Re: [PATCH 4.4 4.9 v1 2/2] mm: slub: allocate_slab() enables IRQ right after scheduler starts

From: Sebastian Andrzej Siewior
Date: Tue Feb 04 2025 - 03:18:36 EST


On 2025-02-04 09:46:04 [+0900], Kazuhiro Hayashi wrote:
> On PREEMPT_RT kernels < v4.14-rt, after __slab_alloc() disables
> IRQ with local_irq_save(), allocate_slab() is responsible for
> re-enabling IRQ only under the specific conditions:
>
> (1) gfpflags_allow_blocking(flags) OR
> (2) system_state == SYSTEM_RUNNING
>
> The problem happens when (1) is false AND system_state == SYSTEM_BOOTING,
> caused by the following scenario:
>
> 1. Some kernel codes invokes the allocator without __GFP_DIRECT_RECLAIM
> bit (i.e. blocking not allowed) while SYSTEM_BOOTING
> 2. allocate_slab() calls the following functions with IRQ disabled
> 3. buffered_rmqueue() invokes local_[spin_]lock_irqsave(pa_lock) which
> might call schedule() and enable IRQ, if it failed to get pa_lock
> 4. The migrate_disable counter, which is not intended to be updated with
> IRQs disabled, is accidentally updated after schedule() then
> migrate_enable() raises WARN_ON_ONCE(p->migrate_disable <= 0)
> 5. The unpin_current_cpu() WARNING is raised eventually because the
> refcount counter is linked to the migrate_disable counter

I think the problem is that system_state _is_ SYSTEM_BOOTING but
scheduling and/or an additional CPU is already enabled. This is why the
lock is contended. Otherwise you wouldn't get that far.
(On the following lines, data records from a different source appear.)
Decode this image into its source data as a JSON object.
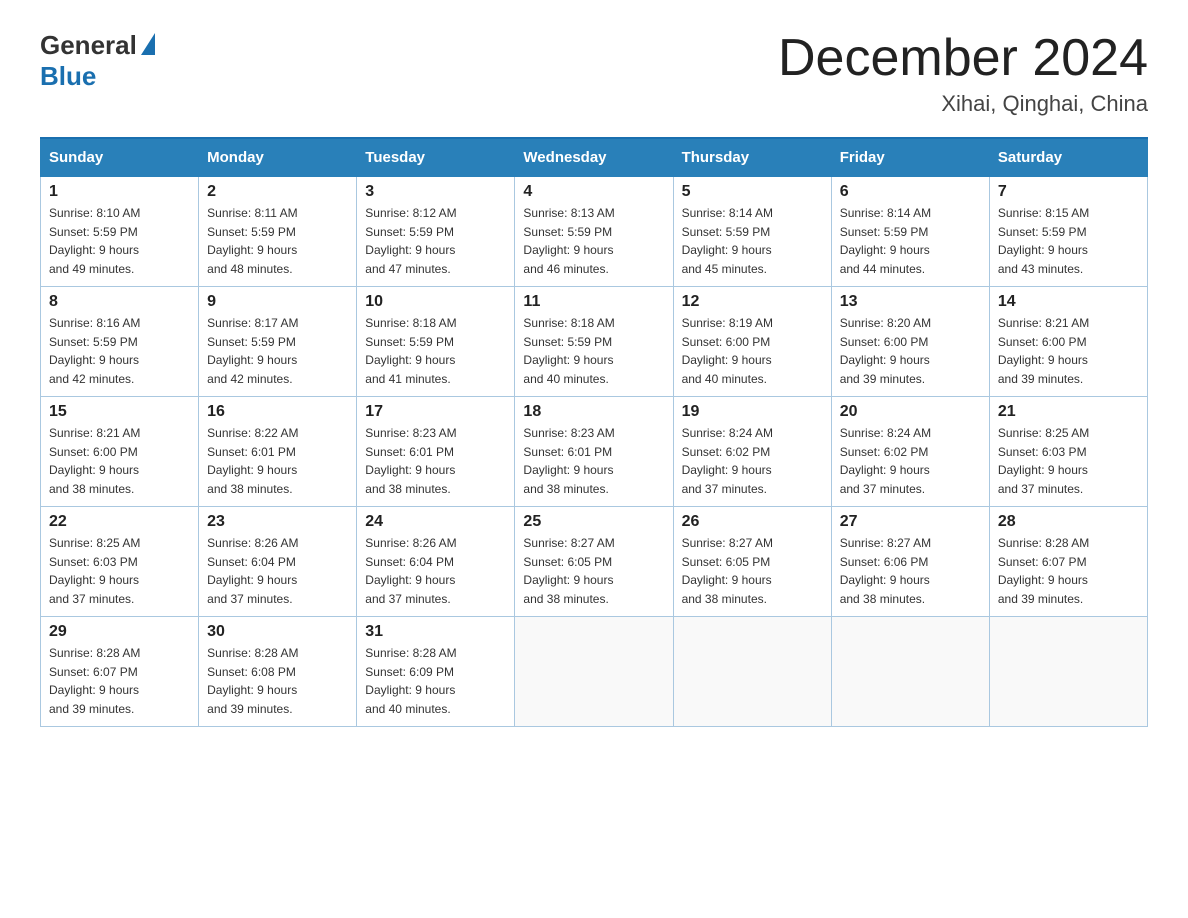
{
  "header": {
    "logo_general": "General",
    "logo_blue": "Blue",
    "title": "December 2024",
    "subtitle": "Xihai, Qinghai, China"
  },
  "days_of_week": [
    "Sunday",
    "Monday",
    "Tuesday",
    "Wednesday",
    "Thursday",
    "Friday",
    "Saturday"
  ],
  "weeks": [
    [
      {
        "day": "1",
        "sunrise": "8:10 AM",
        "sunset": "5:59 PM",
        "daylight": "9 hours and 49 minutes."
      },
      {
        "day": "2",
        "sunrise": "8:11 AM",
        "sunset": "5:59 PM",
        "daylight": "9 hours and 48 minutes."
      },
      {
        "day": "3",
        "sunrise": "8:12 AM",
        "sunset": "5:59 PM",
        "daylight": "9 hours and 47 minutes."
      },
      {
        "day": "4",
        "sunrise": "8:13 AM",
        "sunset": "5:59 PM",
        "daylight": "9 hours and 46 minutes."
      },
      {
        "day": "5",
        "sunrise": "8:14 AM",
        "sunset": "5:59 PM",
        "daylight": "9 hours and 45 minutes."
      },
      {
        "day": "6",
        "sunrise": "8:14 AM",
        "sunset": "5:59 PM",
        "daylight": "9 hours and 44 minutes."
      },
      {
        "day": "7",
        "sunrise": "8:15 AM",
        "sunset": "5:59 PM",
        "daylight": "9 hours and 43 minutes."
      }
    ],
    [
      {
        "day": "8",
        "sunrise": "8:16 AM",
        "sunset": "5:59 PM",
        "daylight": "9 hours and 42 minutes."
      },
      {
        "day": "9",
        "sunrise": "8:17 AM",
        "sunset": "5:59 PM",
        "daylight": "9 hours and 42 minutes."
      },
      {
        "day": "10",
        "sunrise": "8:18 AM",
        "sunset": "5:59 PM",
        "daylight": "9 hours and 41 minutes."
      },
      {
        "day": "11",
        "sunrise": "8:18 AM",
        "sunset": "5:59 PM",
        "daylight": "9 hours and 40 minutes."
      },
      {
        "day": "12",
        "sunrise": "8:19 AM",
        "sunset": "6:00 PM",
        "daylight": "9 hours and 40 minutes."
      },
      {
        "day": "13",
        "sunrise": "8:20 AM",
        "sunset": "6:00 PM",
        "daylight": "9 hours and 39 minutes."
      },
      {
        "day": "14",
        "sunrise": "8:21 AM",
        "sunset": "6:00 PM",
        "daylight": "9 hours and 39 minutes."
      }
    ],
    [
      {
        "day": "15",
        "sunrise": "8:21 AM",
        "sunset": "6:00 PM",
        "daylight": "9 hours and 38 minutes."
      },
      {
        "day": "16",
        "sunrise": "8:22 AM",
        "sunset": "6:01 PM",
        "daylight": "9 hours and 38 minutes."
      },
      {
        "day": "17",
        "sunrise": "8:23 AM",
        "sunset": "6:01 PM",
        "daylight": "9 hours and 38 minutes."
      },
      {
        "day": "18",
        "sunrise": "8:23 AM",
        "sunset": "6:01 PM",
        "daylight": "9 hours and 38 minutes."
      },
      {
        "day": "19",
        "sunrise": "8:24 AM",
        "sunset": "6:02 PM",
        "daylight": "9 hours and 37 minutes."
      },
      {
        "day": "20",
        "sunrise": "8:24 AM",
        "sunset": "6:02 PM",
        "daylight": "9 hours and 37 minutes."
      },
      {
        "day": "21",
        "sunrise": "8:25 AM",
        "sunset": "6:03 PM",
        "daylight": "9 hours and 37 minutes."
      }
    ],
    [
      {
        "day": "22",
        "sunrise": "8:25 AM",
        "sunset": "6:03 PM",
        "daylight": "9 hours and 37 minutes."
      },
      {
        "day": "23",
        "sunrise": "8:26 AM",
        "sunset": "6:04 PM",
        "daylight": "9 hours and 37 minutes."
      },
      {
        "day": "24",
        "sunrise": "8:26 AM",
        "sunset": "6:04 PM",
        "daylight": "9 hours and 37 minutes."
      },
      {
        "day": "25",
        "sunrise": "8:27 AM",
        "sunset": "6:05 PM",
        "daylight": "9 hours and 38 minutes."
      },
      {
        "day": "26",
        "sunrise": "8:27 AM",
        "sunset": "6:05 PM",
        "daylight": "9 hours and 38 minutes."
      },
      {
        "day": "27",
        "sunrise": "8:27 AM",
        "sunset": "6:06 PM",
        "daylight": "9 hours and 38 minutes."
      },
      {
        "day": "28",
        "sunrise": "8:28 AM",
        "sunset": "6:07 PM",
        "daylight": "9 hours and 39 minutes."
      }
    ],
    [
      {
        "day": "29",
        "sunrise": "8:28 AM",
        "sunset": "6:07 PM",
        "daylight": "9 hours and 39 minutes."
      },
      {
        "day": "30",
        "sunrise": "8:28 AM",
        "sunset": "6:08 PM",
        "daylight": "9 hours and 39 minutes."
      },
      {
        "day": "31",
        "sunrise": "8:28 AM",
        "sunset": "6:09 PM",
        "daylight": "9 hours and 40 minutes."
      },
      null,
      null,
      null,
      null
    ]
  ],
  "sunrise_label": "Sunrise:",
  "sunset_label": "Sunset:",
  "daylight_label": "Daylight:"
}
> The behavior 2-5 above has been obsereved[1] using ftrace.
> The condition (2) above intends to make the memory allocator fully
> preemptible on PREEMPT_RT kernels[2], so the lock function in the
> step 3 above should work if SYSTEM_RUNNING but not if SYSTEM_BOOTING.
>
> [How this is resolved in newer RT kernels]
>
> A patch series in the mainline (v4.13) introduces SYSTEM_SCHEDULING[3].
> On top of this, v4.14-rt (6cec8467) changes the condition (2) above:
>
> - if (system_state == SYSTEM_RUNNING)
> + if (system_state > SYSTEM_BOOTING)
>
> This avoids the problem by enabling IRQ after SYSTEM_SCHEULDING.

Yes. Once scheduling is enabled any sleeping lock might be contended so
interrupts must be enabled. This is not done done unconditionally
because early boot code expects to run with disabled interrupts.
This "system_state == SYSTEM_RUNNING" looked like a sane state in
between. However, once the scheduler is up and running, interrupts in
the system are enabled and so the slub allocator needs to always enable
interrupts.

> Thus, the conditions that allocate_slab() enables IRQ are like:
>
> (2)system_state v4.9-rt or before v4.14-rt or later
> SYSTEM_BOOTING (1)==true (1)==true
> : :
> : v
> SYSTEM_SCHEDULING : < Problem Always
> v < occurs here |
> SYSTEM_RUNNING Always |
> | |
> v v
>
> [How this patch works]
>
> An simple option would be to backport the series[3], which is possible
> and has been verified[4]. However, that series pulls functional
> changes like SYSTEM_SCHEDULING and adjustments for it,
> early might_sleep() and smp_processor_id() supports, etc.
> Therefore, this patch uses an extra (but not mainline) flag
> "system_scheduling" provided by the prior patch instead of
> introducing SYSTEM_SCHEDULING, then uses the same condition as
> newer RT kernels in allocate_slab().

The proposal looks okay. However the verified upstream version not only
addresses your issue but also makes smp_processor_id() and might_sleep()
work in the early phase. I would prefer the upstream solution for those
two reasons.

Sebastian